A novel high efficiency narrow-gap laser welding technology of 120 mm high-strength steel

Porosity, incomplete fusion, and solidification cracks are frequently encountered defects in narrow gap laser welding. How to effectively inhibit welding defects while significantly improving welding efficiency has become the key technical challenge of narrow gap laser welding. In this paper, a new method of high-efficiency narrow gap dual-beam laser welding utilizing laser plume energy radiation to achieve "quasi-hot wire" filling is proposed. The solidification behavior of the molten pool was controlled by dual-beam to realize the reliable suppression of welding solidification cracks. The wire feeding speed and stability of the filler wire were improved by developing a high temperature resistant tungsten wire feeding nozzle. The "quasi-hot wire" filling was realized by the heating effect of laser plume energy radiation on the tungsten wire feeding nozzle. The wire feeding stability, thermal radiation characteristics, laser plume characteristics and weld formation during the welding process were studied.
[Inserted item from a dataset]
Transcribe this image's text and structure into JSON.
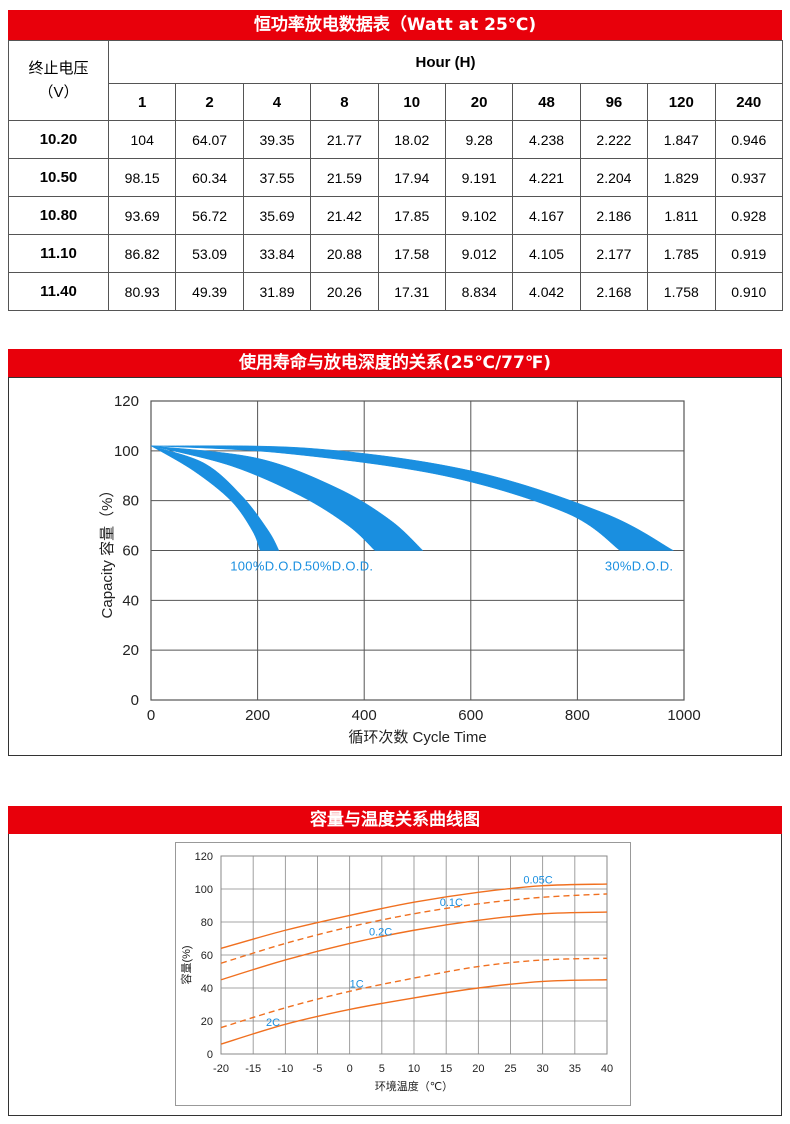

The high-efficiency welding of 120 mm high-strength steel was realized and the micro-structure and mechanical properties of the joints were tested and analyzed. The results showed that the method could effectively suppress the defects of porosity, incomplete fusion and solidification cracks in narrow gap laser welding. Compared with the traditional narrow gap laser welding (NGLW), the laser power was reduced by 10%. The welding speed was doubled, and the wire filling efficiency was increased by more than 1 time. The mechanical properties of the welded joint were comparable to those of the traditional narrow gap welded joints, which solved the prominent contradiction between the quality and efficiency of narrow gap laser welding of thick-wall components.